Este valle de silencio

   “Busco por dentro, como si corriera perdida en este valle de silencio que se ha abierto de repente entre las palabras” leo en un cuento Alejandra Kamiya y pienso en mis propios silencios internos, en lo difícil que es a veces encontrar qué quiero decir.

   Me siento ante esta hoja en blanco para contar mi experiencia personal con una pandemia. Busco por dentro una reflexión, una anécdota, un sentido que sintetice acontecimientos que parecen desconectados. No lo encuentro.

   ¿Debería hablar sobre ese silencio brumoso que se elevó en mi balcón porteño la mañana del 20 de marzo? Una pausa de autos y de niños con sus mochilas carrito que antes sonaban como motosierras. Un cuchicheo tímido de pájaros que se despiertan. Y adentro mío, pensamientos que retumban y como siempre hacen eco entre las paredes de la memoria. No son nuevos y poco tienen que ver con un virus. Pienso con amor, mi medida de distancia.

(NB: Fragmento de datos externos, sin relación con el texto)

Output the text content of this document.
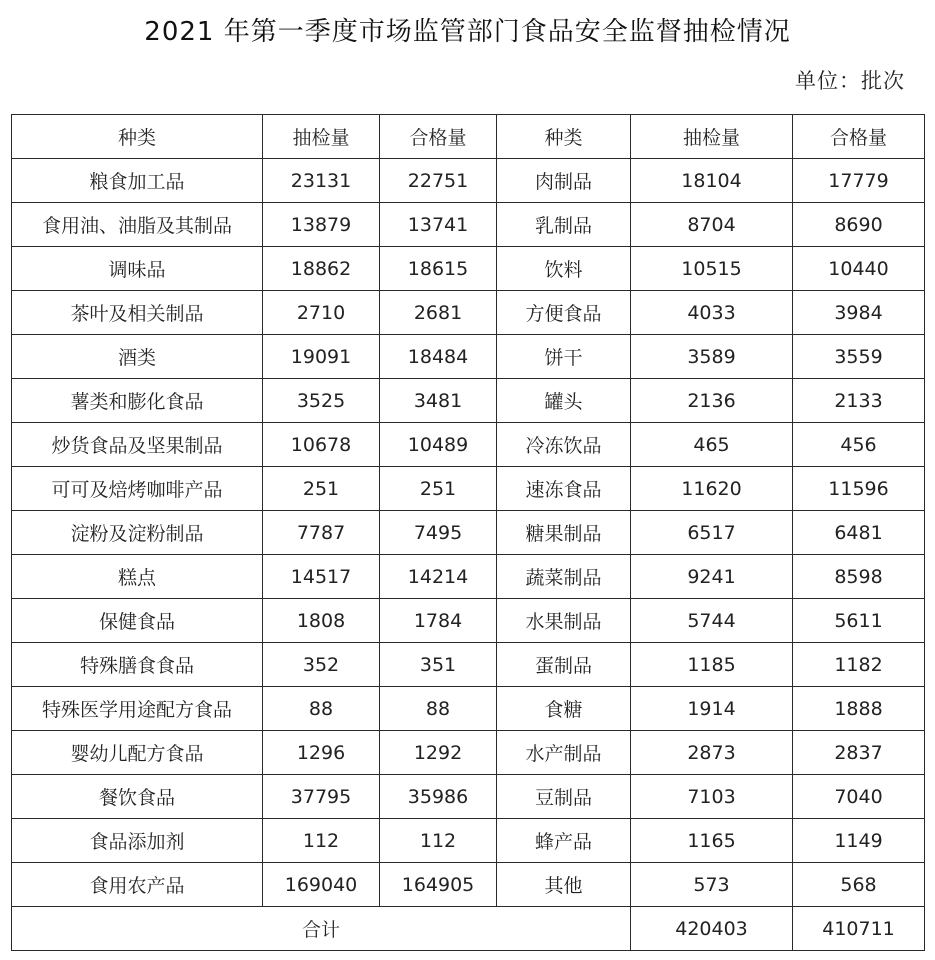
2021 年第一季度市场监管部门食品安全监督抽检情况
单位：批次
种类	抽检量	合格量	种类	抽检量	合格量
粮食加工品	23131	22751	肉制品	18104	17779
食用油、油脂及其制品	13879	13741	乳制品	8704	8690
调味品	18862	18615	饮料	10515	10440
茶叶及相关制品	2710	2681	方便食品	4033	3984
酒类	19091	18484	饼干	3589	3559
薯类和膨化食品	3525	3481	罐头	2136	2133
炒货食品及坚果制品	10678	10489	冷冻饮品	465	456
可可及焙烤咖啡产品	251	251	速冻食品	11620	11596
淀粉及淀粉制品	7787	7495	糖果制品	6517	6481
糕点	14517	14214	蔬菜制品	9241	8598
保健食品	1808	1784	水果制品	5744	5611
特殊膳食食品	352	351	蛋制品	1185	1182
特殊医学用途配方食品	88	88	食糖	1914	1888
婴幼儿配方食品	1296	1292	水产制品	2873	2837
餐饮食品	37795	35986	豆制品	7103	7040
食品添加剂	112	112	蜂产品	1165	1149
食用农产品	169040	164905	其他	573	568
合计				420403	410711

   ¿O debería hablar del registro morboso de los medios de comunicación, su invitación a un estado de alerta constante, los videos y audios falsos que me llegan por las redes sin contexto, sin autor y que sólo agregan angustia (como si faltara)?

   Vuelvo a ese primer silencio, el hijo primogénito del encierro que canta a una Buenos Aires vacía, plana y gris como un mapa dibujado. Entonces recuerdo un fragmento de Voces de Chernobyl, de Svetlana Alexievich:

   “Y de repente me descubro a mí mismo filmando aquello como lo había visto en las películas de guerra. Y al mismo tiempo noto que no solo yo, sino la gente que participa en toda aquella acción se comporta de manera parecida.”

   “La guerra contra el virus”, “el enemigo invisible”. ¿Debería hablar de lo poco que me ayuda insistir en la posibilidad latente de un ataque para entender y aceptar la vida y la muerte, para tener una conciencia solidaria con quienes no pueden cubrir sus necesidades humanas, para ver a los otros como a personas que sienten como yo, y no como a números en una balanza que sopesa muertes y contagios? ¿Debería preguntar qué tanto colabora la metáfora bélica para erradicar violencias en sus múltiples formas, para fortalecer la conciencia comunitaria?

   La parte del mundo que puede, entró a su casa. La parte del mundo que no, se quedó afuera. En este escenario, ¿de qué debería hablar yo, qué podría agregar a este barullo de gráficos y morgues? 

Hablo desde mí misma y del miedo

   Poner contexto. Soy una escritora sin lectores de 30 años que vive sola en un departamento de Buenos Aires. Nací en Bahía Blanca, crecí en Quilmes, vivo en CABA. Trabajo en dos universidades, una a 20 minutos, la otra a dos horas. 

   Disfruto el home office como una pausa. En mi rutina diaria, salir a trabajar, tomar los transportes y llegar, me implica algo más que un problema de distancias: significa alertar mi cuerpo y mis instintos a la violencia cotidiana de la ciudad. Alguien que me empuja para entrar o salir del tren, una mano que me manosea en el colectivo, una mirada libidinosa que empieza por mis pies y sólo se deshace de mí para recomenzar en el cuerpo de otra.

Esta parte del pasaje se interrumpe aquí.